0

I have a data frame and need another column in it based on some values of another column. Getting syntax error, what's the right method?

data['Severity']=[data.Attack duration>25]== "High"
data['Severity']=[data.Attack duration<=25 and data.Attack duration>25 ]== "Medium"

Severity is a new column defined and it needs to be filtered with values in Attack duration.

Attack duration is int type and severity needs to be assigned with str values (High, Medium etc.)

I'm getting this error:

File "", line 1
data['Severity']=[data.Attack duration>25]== "High"
^
SyntaxError: invalid syntax

marc_s
  • 732,580
  • 175
  • 1,330
  • 1,459

1 Answers1

0

You're getting a syntax error because of how you are referencing the column, to reference columns with spaces in their name you must reference the column like a dict key, i.e.

df['Attack duration'] 

Your solution:

data['Severity']=[data.Attack duration>25]== "High"

Problem 1: You are incorrectly accessing the column. When using . indexing you cannot have spaces or Python perceives that as the end of your statement and the beginning of another one.

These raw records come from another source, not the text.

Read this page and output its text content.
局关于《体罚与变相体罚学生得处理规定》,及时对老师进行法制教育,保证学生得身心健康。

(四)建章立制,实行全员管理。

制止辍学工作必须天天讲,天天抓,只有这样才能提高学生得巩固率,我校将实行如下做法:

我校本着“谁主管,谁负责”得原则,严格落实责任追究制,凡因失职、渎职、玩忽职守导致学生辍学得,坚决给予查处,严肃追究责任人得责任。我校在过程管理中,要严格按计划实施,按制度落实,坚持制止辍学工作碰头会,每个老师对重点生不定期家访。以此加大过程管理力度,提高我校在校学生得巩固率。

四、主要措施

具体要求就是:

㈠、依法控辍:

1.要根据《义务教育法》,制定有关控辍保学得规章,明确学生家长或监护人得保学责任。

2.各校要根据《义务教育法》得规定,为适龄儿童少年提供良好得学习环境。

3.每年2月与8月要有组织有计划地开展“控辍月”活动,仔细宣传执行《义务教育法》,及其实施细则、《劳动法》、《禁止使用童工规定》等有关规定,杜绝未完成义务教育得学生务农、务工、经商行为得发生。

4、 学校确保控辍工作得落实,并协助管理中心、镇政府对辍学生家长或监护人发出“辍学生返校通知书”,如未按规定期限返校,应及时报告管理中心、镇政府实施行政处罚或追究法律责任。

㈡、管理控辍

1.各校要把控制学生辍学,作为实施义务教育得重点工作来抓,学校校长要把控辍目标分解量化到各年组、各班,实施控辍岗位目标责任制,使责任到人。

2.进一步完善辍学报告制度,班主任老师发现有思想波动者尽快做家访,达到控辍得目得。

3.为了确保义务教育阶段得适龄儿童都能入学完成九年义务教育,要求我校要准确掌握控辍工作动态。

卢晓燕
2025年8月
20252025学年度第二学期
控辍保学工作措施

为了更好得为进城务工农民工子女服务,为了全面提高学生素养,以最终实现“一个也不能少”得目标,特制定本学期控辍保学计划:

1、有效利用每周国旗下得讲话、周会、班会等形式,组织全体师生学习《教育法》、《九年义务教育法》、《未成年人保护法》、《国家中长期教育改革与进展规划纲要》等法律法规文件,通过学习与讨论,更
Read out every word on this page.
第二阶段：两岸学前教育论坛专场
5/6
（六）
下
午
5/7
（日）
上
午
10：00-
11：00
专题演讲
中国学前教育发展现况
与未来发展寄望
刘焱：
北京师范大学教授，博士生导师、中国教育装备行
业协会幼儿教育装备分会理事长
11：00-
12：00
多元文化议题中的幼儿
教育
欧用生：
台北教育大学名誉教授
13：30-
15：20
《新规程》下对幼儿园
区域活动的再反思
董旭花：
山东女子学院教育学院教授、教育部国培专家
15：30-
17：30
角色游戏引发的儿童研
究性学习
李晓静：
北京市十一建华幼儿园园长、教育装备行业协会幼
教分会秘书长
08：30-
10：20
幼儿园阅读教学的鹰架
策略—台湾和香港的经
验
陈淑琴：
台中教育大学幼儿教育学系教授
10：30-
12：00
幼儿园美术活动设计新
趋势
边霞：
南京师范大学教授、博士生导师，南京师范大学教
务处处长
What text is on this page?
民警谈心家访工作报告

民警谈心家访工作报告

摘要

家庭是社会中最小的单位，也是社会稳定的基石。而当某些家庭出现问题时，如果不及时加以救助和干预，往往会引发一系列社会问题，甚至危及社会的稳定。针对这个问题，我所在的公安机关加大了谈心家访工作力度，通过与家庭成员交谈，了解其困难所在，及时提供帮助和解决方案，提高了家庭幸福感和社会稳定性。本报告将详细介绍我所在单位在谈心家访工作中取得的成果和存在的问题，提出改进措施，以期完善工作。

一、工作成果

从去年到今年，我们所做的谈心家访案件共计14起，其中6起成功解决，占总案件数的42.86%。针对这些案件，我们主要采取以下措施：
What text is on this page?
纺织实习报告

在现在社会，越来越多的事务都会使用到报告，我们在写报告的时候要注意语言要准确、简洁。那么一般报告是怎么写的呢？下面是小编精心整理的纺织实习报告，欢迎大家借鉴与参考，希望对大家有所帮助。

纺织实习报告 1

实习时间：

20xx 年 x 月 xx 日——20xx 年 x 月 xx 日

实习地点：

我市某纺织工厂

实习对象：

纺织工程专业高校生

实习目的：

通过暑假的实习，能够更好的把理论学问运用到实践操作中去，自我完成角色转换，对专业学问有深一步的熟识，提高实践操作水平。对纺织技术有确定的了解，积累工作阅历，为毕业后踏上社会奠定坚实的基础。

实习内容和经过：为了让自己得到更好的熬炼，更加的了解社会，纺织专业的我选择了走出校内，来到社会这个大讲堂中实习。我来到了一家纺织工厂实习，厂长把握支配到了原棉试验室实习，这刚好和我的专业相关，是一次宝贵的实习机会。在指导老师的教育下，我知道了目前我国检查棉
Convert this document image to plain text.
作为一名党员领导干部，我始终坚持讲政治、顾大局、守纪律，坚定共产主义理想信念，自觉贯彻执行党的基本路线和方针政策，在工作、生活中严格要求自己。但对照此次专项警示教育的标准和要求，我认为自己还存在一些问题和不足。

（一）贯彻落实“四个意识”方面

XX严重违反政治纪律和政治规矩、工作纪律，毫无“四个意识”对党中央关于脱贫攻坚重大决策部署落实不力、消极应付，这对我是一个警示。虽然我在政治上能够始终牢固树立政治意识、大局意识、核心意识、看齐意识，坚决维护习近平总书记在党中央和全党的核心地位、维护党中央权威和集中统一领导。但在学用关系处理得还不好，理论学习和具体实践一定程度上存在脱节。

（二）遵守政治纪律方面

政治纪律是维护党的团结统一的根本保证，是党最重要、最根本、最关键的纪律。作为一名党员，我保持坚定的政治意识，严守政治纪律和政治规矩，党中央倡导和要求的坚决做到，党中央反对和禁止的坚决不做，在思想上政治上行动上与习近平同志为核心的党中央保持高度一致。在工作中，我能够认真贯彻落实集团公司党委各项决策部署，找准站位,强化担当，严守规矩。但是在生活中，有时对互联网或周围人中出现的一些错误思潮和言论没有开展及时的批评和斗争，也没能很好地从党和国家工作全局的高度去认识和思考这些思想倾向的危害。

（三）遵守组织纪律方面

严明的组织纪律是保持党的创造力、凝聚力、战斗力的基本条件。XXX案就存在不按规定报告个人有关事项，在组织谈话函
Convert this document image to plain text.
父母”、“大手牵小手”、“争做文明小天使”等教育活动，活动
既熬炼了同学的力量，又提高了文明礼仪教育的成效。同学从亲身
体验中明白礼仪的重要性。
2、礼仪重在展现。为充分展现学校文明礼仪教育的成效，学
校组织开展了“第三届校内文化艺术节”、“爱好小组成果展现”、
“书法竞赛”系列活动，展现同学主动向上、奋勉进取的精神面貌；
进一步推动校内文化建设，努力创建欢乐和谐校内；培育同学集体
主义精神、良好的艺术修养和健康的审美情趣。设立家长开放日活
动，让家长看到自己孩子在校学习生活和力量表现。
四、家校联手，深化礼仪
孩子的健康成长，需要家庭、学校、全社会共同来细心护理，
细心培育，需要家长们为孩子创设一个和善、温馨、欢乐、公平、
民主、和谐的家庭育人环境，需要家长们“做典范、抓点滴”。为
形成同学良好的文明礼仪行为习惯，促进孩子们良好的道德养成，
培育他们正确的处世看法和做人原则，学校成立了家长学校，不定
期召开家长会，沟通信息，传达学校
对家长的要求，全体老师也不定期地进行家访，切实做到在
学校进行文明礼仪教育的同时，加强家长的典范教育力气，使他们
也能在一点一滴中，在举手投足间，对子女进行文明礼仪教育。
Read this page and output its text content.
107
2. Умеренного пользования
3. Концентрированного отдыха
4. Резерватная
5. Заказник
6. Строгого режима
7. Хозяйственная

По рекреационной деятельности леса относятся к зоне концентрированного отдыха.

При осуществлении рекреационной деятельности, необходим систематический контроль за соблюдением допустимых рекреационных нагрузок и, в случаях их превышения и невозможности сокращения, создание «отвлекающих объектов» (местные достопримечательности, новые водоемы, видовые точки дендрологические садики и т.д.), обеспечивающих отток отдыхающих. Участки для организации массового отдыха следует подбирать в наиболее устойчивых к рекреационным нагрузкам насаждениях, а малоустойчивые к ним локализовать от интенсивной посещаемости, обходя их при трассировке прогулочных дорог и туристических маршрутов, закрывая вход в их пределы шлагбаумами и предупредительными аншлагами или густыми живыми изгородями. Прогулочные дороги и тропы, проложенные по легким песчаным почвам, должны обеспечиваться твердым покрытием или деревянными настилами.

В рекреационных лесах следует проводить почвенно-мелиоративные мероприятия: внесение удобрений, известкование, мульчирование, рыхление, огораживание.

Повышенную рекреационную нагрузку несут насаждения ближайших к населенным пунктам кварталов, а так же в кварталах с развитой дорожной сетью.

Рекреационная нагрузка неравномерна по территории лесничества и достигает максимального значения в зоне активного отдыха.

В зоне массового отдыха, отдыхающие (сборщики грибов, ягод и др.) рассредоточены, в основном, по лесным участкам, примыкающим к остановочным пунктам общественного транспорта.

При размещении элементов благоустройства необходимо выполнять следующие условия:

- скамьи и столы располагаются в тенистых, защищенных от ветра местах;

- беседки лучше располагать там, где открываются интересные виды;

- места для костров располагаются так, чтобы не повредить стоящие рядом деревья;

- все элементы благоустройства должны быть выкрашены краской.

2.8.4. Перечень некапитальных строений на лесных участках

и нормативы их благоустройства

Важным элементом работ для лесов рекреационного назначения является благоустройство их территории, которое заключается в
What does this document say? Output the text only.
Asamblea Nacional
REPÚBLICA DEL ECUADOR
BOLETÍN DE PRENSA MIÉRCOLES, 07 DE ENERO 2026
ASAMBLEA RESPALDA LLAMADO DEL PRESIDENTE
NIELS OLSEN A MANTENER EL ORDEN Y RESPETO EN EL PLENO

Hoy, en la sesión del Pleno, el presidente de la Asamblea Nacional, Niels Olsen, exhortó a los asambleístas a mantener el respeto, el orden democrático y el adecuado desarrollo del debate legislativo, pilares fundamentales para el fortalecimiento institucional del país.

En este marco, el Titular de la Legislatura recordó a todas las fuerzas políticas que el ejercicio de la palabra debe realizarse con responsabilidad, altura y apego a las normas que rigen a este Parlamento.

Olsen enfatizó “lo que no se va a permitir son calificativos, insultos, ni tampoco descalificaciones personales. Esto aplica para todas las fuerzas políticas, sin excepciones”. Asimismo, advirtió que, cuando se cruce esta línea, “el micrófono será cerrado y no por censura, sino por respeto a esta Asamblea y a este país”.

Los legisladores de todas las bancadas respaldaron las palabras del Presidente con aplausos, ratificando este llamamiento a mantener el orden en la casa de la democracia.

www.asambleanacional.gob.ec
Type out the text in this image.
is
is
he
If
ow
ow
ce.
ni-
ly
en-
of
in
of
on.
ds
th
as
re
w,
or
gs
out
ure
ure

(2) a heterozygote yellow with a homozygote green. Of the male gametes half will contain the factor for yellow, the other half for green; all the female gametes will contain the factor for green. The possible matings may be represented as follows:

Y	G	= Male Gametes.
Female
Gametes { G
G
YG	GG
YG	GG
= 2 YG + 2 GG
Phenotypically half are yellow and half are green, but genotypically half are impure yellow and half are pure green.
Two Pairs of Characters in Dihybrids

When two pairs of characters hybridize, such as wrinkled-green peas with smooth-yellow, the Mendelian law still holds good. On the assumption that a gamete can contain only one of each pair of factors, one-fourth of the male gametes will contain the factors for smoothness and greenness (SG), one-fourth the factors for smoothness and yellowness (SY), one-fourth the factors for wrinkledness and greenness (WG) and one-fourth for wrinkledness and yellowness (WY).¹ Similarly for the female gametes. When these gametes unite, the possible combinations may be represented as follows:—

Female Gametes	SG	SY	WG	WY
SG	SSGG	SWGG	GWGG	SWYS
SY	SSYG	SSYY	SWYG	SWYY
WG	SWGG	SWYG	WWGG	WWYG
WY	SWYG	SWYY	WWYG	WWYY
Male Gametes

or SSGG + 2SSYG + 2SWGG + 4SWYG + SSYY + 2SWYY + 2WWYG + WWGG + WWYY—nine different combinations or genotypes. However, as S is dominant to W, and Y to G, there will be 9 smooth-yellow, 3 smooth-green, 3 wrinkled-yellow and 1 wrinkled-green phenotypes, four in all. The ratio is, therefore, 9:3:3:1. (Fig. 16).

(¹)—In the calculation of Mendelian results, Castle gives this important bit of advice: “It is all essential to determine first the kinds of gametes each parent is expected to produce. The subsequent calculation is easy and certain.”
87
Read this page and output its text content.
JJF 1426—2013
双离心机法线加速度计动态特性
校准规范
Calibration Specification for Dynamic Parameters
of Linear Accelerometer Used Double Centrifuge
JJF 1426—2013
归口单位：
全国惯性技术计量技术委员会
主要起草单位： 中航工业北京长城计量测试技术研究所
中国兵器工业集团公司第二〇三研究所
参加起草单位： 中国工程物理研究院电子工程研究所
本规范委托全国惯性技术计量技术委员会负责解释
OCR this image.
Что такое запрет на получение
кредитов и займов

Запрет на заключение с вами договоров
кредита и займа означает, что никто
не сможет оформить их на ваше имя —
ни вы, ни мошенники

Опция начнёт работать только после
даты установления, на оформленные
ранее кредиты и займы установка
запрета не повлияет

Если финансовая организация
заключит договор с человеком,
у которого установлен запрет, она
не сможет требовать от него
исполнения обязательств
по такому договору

Problem 2: You are trying to set the value to "high" with a boolean operator, "==" is used to check equality! Moreover that boolean operation means nothing in this context.

Something to watch out for: Chained indexing, I wont explain this because pandas does a great job. Please refer to this link to understand this better and save yourself from future headaches. https://pandas.pydata.org/pandas-docs/stable/user_guide/indexing.html#indexing-view-versus-copy

I would also recommend you read through the entire slicing and indexing guide for pandas and try out those operations.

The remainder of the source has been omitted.